Tag Archives: delusion

…makes you boring.

Or at least, it makes me boring. Nick and I are like two elderly citizens, eating casseroles and watching CSI, trying to save our dollars in the name of a big ass party. It’s quite hard to find awesome things to share when the most exciting part of my week was when I stayed up late Tuesday night and painted my toenails whilst talking shit with my best friend in NY. I mean, it was for sure fun for ME, I had an absolute ball. I just don’t know if YOU care about that. Karen’s in Spain living the gee dee life by the swimming pool, while I am here dying of loneliness and coldness and THIRST.

But, you know what? It’s all good, because I am going home in precisely 9 days. I can endure nine days of anything if it holds the promise of free pour cocktails and disgustingly hot weather at the end of it. Not lying, the hotter and grossly humid the better, I love that shit. Bring it on. I bought 7 new bikinis and I will be posted up on my parents’ porch drinking whiskey spiked ice tea and staring at trees and squirrels until I pass out doze off and then I’ll wake up and do it again. For THREE WEEKS.

Lara and Andy’s wedding is in there too – so that means nap-drinks in an alternate beach side location, which is also excellent.

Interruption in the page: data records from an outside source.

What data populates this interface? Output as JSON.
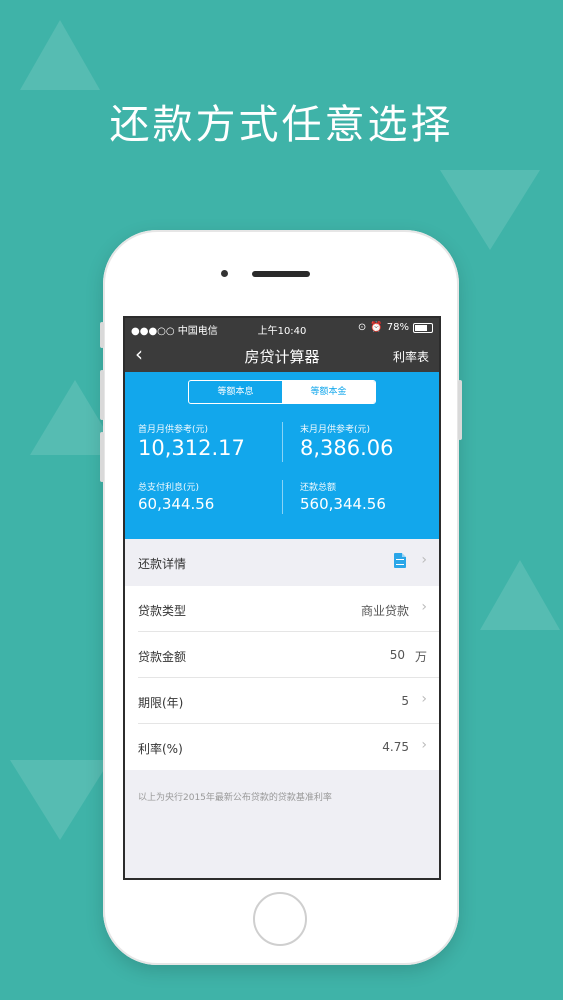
{
  "headline": "还款方式任意选择",
  "colors": {
    "background": "#3fb3a8",
    "accent": "#12a7ec",
    "navbar": "#3b3b3b"
  },
  "statusbar": {
    "carrier": "●●●○○ 中国电信",
    "time": "上午10:40",
    "battery": "78%"
  },
  "navbar": {
    "back_icon": "chevron-left-icon",
    "title": "房贷计算器",
    "right_label": "利率表"
  },
  "segmented": {
    "option_1": "等额本息",
    "option_2": "等额本金",
    "selected": "等额本金"
  },
  "metrics": {
    "first_month_label": "首月月供参考(元)",
    "first_month_value": "10,312.17",
    "last_month_label": "末月月供参考(元)",
    "last_month_value": "8,386.06",
    "total_interest_label": "总支付利息(元)",
    "total_interest_value": "60,344.56",
    "total_repay_label": "还款总额",
    "total_repay_value": "560,344.56"
  },
  "rows": {
    "details_label": "还款详情",
    "loan_type_label": "贷款类型",
    "loan_type_value": "商业贷款",
    "loan_amount_label": "贷款金额",
    "loan_amount_value": "50",
    "loan_amount_unit": "万",
    "term_label": "期限(年)",
    "term_value": "5",
    "rate_label": "利率(%)",
    "rate_value": "4.75"
  },
  "note": "以上为央行2015年最新公布贷款的贷款基准利率"
}
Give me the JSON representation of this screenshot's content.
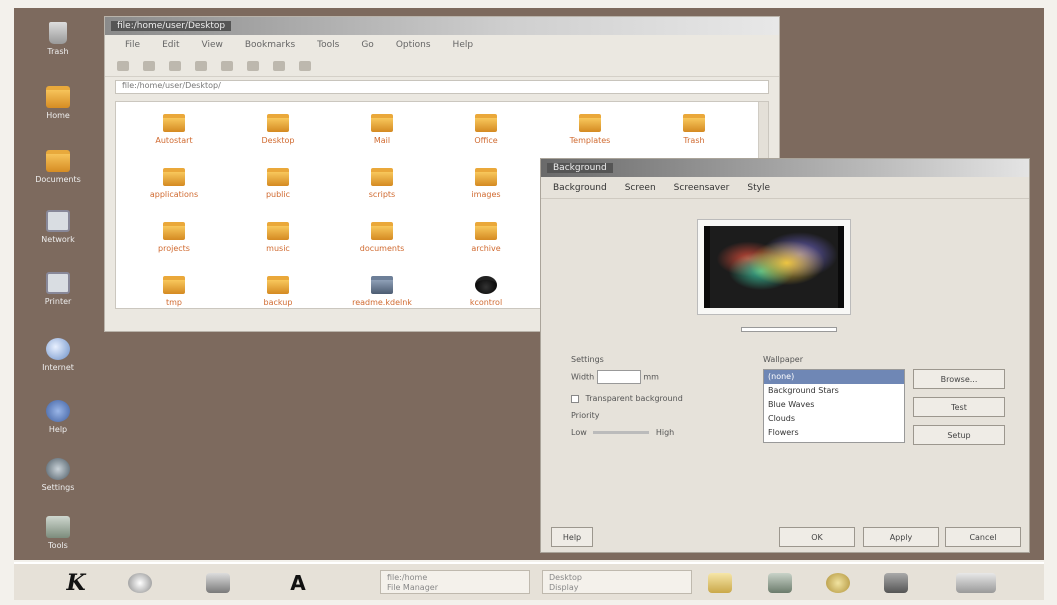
{
  "desktop": {
    "icons": [
      {
        "label": "Trash",
        "glyph": "trash-icon"
      },
      {
        "label": "Home",
        "glyph": "folder-icon"
      },
      {
        "label": "Documents",
        "glyph": "folder-icon"
      },
      {
        "label": "Network",
        "glyph": "monitor-icon"
      },
      {
        "label": "Printer",
        "glyph": "monitor-icon"
      },
      {
        "label": "Internet",
        "glyph": "globe-icon"
      },
      {
        "label": "Help",
        "glyph": "help-icon"
      },
      {
        "label": "Settings",
        "glyph": "settings-icon"
      },
      {
        "label": "Tools",
        "glyph": "hand-icon"
      }
    ]
  },
  "file_manager": {
    "title": "file:/home/user/Desktop",
    "menu": [
      "File",
      "Edit",
      "View",
      "Bookmarks",
      "Tools",
      "Go",
      "Options",
      "Help"
    ],
    "location": "file:/home/user/Desktop/",
    "items": [
      {
        "label": "Autostart",
        "type": "folder"
      },
      {
        "label": "Desktop",
        "type": "folder"
      },
      {
        "label": "Mail",
        "type": "folder"
      },
      {
        "label": "Office",
        "type": "folder"
      },
      {
        "label": "Templates",
        "type": "folder"
      },
      {
        "label": "Trash",
        "type": "folder"
      },
      {
        "label": "applications",
        "type": "folder"
      },
      {
        "label": "public",
        "type": "folder"
      },
      {
        "label": "scripts",
        "type": "folder"
      },
      {
        "label": "images",
        "type": "folder"
      },
      {
        "label": "",
        "type": "blank"
      },
      {
        "label": "",
        "type": "blank"
      },
      {
        "label": "projects",
        "type": "folder"
      },
      {
        "label": "music",
        "type": "folder"
      },
      {
        "label": "documents",
        "type": "folder"
      },
      {
        "label": "archive",
        "type": "folder"
      },
      {
        "label": "",
        "type": "blank"
      },
      {
        "label": "",
        "type": "blank"
      },
      {
        "label": "tmp",
        "type": "folder"
      },
      {
        "label": "backup",
        "type": "folder"
      },
      {
        "label": "readme.kdelnk",
        "type": "doc"
      },
      {
        "label": "kcontrol",
        "type": "dark"
      },
      {
        "label": "",
        "type": "blank"
      },
      {
        "label": "",
        "type": "blank"
      }
    ]
  },
  "dialog": {
    "title": "Background",
    "toolbar": [
      "Background",
      "Screen",
      "Screensaver",
      "Style"
    ],
    "group_settings": "Settings",
    "width_label": "Width",
    "width_unit": "mm",
    "check_label": "Transparent background",
    "group_priority": "Priority",
    "priority_low": "Low",
    "priority_high": "High",
    "list_title": "Wallpaper",
    "list_items": [
      "(none)",
      "Background Stars",
      "Blue Waves",
      "Clouds",
      "Flowers"
    ],
    "btn_browse": "Browse...",
    "btn_test": "Test",
    "btn_setup": "Setup",
    "btn_help": "Help",
    "btn_ok": "OK",
    "btn_apply": "Apply",
    "btn_cancel": "Cancel"
  },
  "taskbar": {
    "k_label": "K",
    "a_label": "A",
    "tasks": [
      {
        "line1": "file:/home",
        "line2": "File Manager"
      },
      {
        "line1": "Desktop",
        "line2": "Display"
      }
    ]
  },
  "colors": {
    "desktop_bg": "#7d6a5e",
    "folder": "#e0a13a",
    "selection": "#6f87b5"
  }
}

I love Martha’s Vineyard. I love the very slow pace of it. I love the little grey houses. I love how they don’t use seatbelts. Lara’s family’s place especially – it’s all sand roads, no shoes, canned beer, bring a book to the beach, swim, take a walk, afternoon nap, burgers on the grill, cards, bit of banter. I honestly just asked myself what could be better, and I seriously can’t answer it. I cannot say that I have experienced anything better than that. Nope, stumped. Yeah, so, wish you could be there, etc.

I was nervous about being Lara and Andy’s celebrant, so I got some Valium.

And now I’m nervous about Valium + alcohol + dance floor. You know?

No seriously, I’m taking my celebrant duties very seriously. I’m dogsitting, so I practice on Jiggs. I get WAY into it, make myself cry and Jiggs is just chilling, lookin at me like this. Which I take to mean that I am engaging, yet authoritative.

See? This is why the engaged me doesn’t post. It’s just devolved into my daydreams and ramblings now really, hasn’t it? Soz (NOT soz).